Our high school graduates have been readying themselves for changes in their own lives and changes in our world by preparing and serving hot meals at Glide Memorial Church and at the Westminster Winter Shelter - not only serving but also listening and talking with those who are served, learning about the causes of homelessness and thinking about solutions. They have worked as a team in Tijuana, New Orleans, inner city Chicago and downtown Los Angeles helping children read and sing and adults muck out, build and repair homes. They have learned about Coast Guard helicopter rescue operations during Hurricane Katrina and personal experiences from victims of the storm and levee break. They have had opportunities in high school through the church, the schools, their teams, music and extra programs that have helped them begin to know themselves, their talents and their passions as they prepare for the next transition in their lives. And they have plans….to get broad educations, to learn more about music, drama, dancing, singing, to study business and medicine, serve the community by being a lawyer, a nurse practitioner in a neo-natal unit or a psychiatrist developing a residential treatment program.

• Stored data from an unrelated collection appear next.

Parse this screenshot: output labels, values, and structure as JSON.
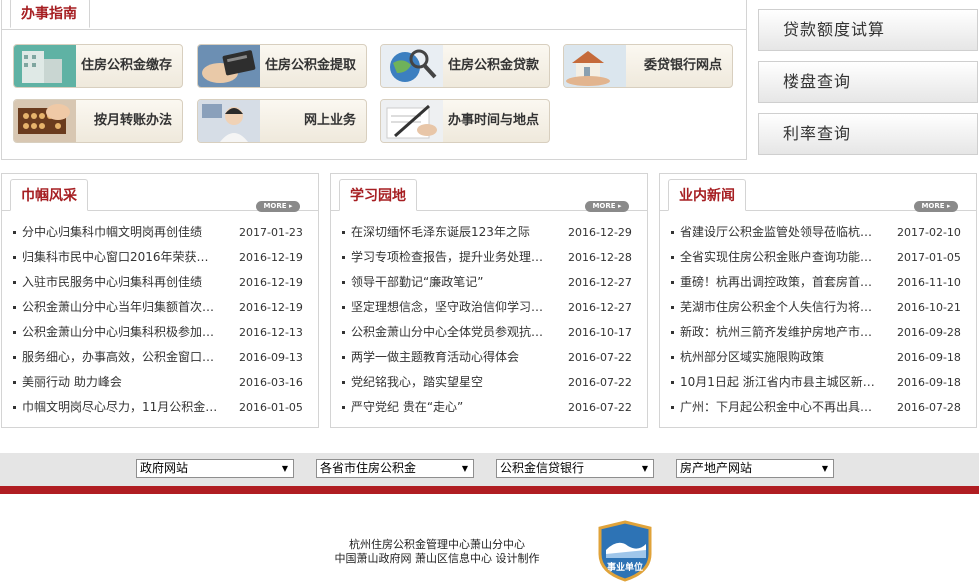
{
  "guide": {
    "tab": "办事指南",
    "buttons": [
      {
        "label": "住房公积金缴存"
      },
      {
        "label": "住房公积金提取"
      },
      {
        "label": "住房公积金贷款"
      },
      {
        "label": "委贷银行网点"
      },
      {
        "label": "按月转账办法"
      },
      {
        "label": "网上业务"
      },
      {
        "label": "办事时间与地点"
      }
    ]
  },
  "side_buttons": [
    "贷款额度试算",
    "楼盘查询",
    "利率查询"
  ],
  "panels": [
    {
      "title": "巾帼风采",
      "more": "MORE ▸",
      "items": [
        {
          "title": "分中心归集科巾帼文明岗再创佳绩",
          "date": "2017-01-23"
        },
        {
          "title": "归集科市民中心窗口2016年荣获红旗…",
          "date": "2016-12-19"
        },
        {
          "title": "入驻市民服务中心归集科再创佳绩",
          "date": "2016-12-19"
        },
        {
          "title": "公积金萧山分中心当年归集额首次突…",
          "date": "2016-12-19"
        },
        {
          "title": "公积金萧山分中心归集科积极参加区…",
          "date": "2016-12-13"
        },
        {
          "title": "服务细心，办事高效，公积金窗口姑…",
          "date": "2016-09-13"
        },
        {
          "title": "美丽行动 助力峰会",
          "date": "2016-03-16"
        },
        {
          "title": "巾帼文明岗尽心尽力，11月公积金贷…",
          "date": "2016-01-05"
        }
      ]
    },
    {
      "title": "学习园地",
      "more": "MORE ▸",
      "items": [
        {
          "title": "在深切缅怀毛泽东诞辰123年之际",
          "date": "2016-12-29"
        },
        {
          "title": "学习专项检查报告，提升业务处理能力",
          "date": "2016-12-28"
        },
        {
          "title": "领导干部勤记“廉政笔记”",
          "date": "2016-12-27"
        },
        {
          "title": "坚定理想信念，坚守政治信仰学习体会",
          "date": "2016-12-27"
        },
        {
          "title": "公积金萧山分中心全体党员参观抗战…",
          "date": "2016-10-17"
        },
        {
          "title": "两学一做主题教育活动心得体会",
          "date": "2016-07-22"
        },
        {
          "title": "党纪铭我心，踏实望星空",
          "date": "2016-07-22"
        },
        {
          "title": "严守党纪 贵在“走心”",
          "date": "2016-07-22"
        }
      ]
    },
    {
      "title": "业内新闻",
      "more": "MORE ▸",
      "items": [
        {
          "title": "省建设厅公积金监管处领导莅临杭州…",
          "date": "2017-02-10"
        },
        {
          "title": "全省实现住房公积金账户查询功能全…",
          "date": "2017-01-05"
        },
        {
          "title": "重磅！杭再出调控政策，首套房首付…",
          "date": "2016-11-10"
        },
        {
          "title": "芜湖市住房公积金个人失信行为将有…",
          "date": "2016-10-21"
        },
        {
          "title": "新政：杭州三箭齐发维护房地产市场…",
          "date": "2016-09-28"
        },
        {
          "title": "杭州部分区域实施限购政策",
          "date": "2016-09-18"
        },
        {
          "title": "10月1日起 浙江省内市县主城区新建…",
          "date": "2016-09-18"
        },
        {
          "title": "广州：下月起公积金中心不再出具缴…",
          "date": "2016-07-28"
        }
      ]
    }
  ],
  "links": [
    "政府网站",
    "各省市住房公积金",
    "公积金信贷银行",
    "房产地产网站"
  ],
  "footer": {
    "line1": "杭州住房公积金管理中心萧山分中心",
    "line2": "中国萧山政府网 萧山区信息中心 设计制作",
    "badge": "事业单位"
  },
  "colors": {
    "accent": "#a61e22",
    "redbar": "#b01d22"
  }
}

A Harvard Medical School professor has said that medicine is fundamentally uncertain and demands creative choices and informed innovation. He advises that those who go into medicine or public health be “positive deviants,” be people who ask “unscripted questions” and embrace change.

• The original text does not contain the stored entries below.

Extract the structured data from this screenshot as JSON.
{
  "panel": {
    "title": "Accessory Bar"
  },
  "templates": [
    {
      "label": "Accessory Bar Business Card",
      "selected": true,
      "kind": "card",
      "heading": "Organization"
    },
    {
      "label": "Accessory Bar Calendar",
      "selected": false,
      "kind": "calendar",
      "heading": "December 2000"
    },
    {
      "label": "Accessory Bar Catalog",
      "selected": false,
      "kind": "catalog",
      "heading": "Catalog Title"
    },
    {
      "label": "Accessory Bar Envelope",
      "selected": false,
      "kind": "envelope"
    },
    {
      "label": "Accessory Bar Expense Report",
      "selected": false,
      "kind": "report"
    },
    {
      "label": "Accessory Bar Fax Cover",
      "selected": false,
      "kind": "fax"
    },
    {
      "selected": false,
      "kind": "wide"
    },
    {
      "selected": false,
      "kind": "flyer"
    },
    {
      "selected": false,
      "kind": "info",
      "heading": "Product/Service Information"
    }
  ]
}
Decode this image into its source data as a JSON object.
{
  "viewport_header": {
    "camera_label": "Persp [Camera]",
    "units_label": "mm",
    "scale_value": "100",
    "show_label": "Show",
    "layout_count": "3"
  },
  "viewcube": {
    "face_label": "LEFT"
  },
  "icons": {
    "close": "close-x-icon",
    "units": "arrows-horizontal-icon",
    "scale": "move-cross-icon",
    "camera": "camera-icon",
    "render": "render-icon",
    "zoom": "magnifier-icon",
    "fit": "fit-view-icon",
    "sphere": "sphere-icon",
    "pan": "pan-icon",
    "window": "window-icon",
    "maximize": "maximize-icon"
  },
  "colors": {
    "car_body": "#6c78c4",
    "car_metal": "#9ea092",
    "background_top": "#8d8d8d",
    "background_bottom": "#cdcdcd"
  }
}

That is our hope for our all the high school graduates today. As they transition into the next phase of their lives, whatever that may be, that they celebrate uncertainty as a chance for new discoveries, they ask “unscripted questions” and embrace change all the while trusting God from the bottom of their hearts to be walking with them, encouraging them to use all the intelligence, talent and experience that they have been given to care for others and improvise solutions to issues that will be part of our world tomorrow. As Jeannette Walls did when she left Welch, West Virginia and as Confucius said, “Wherever you go, go with all your heart.”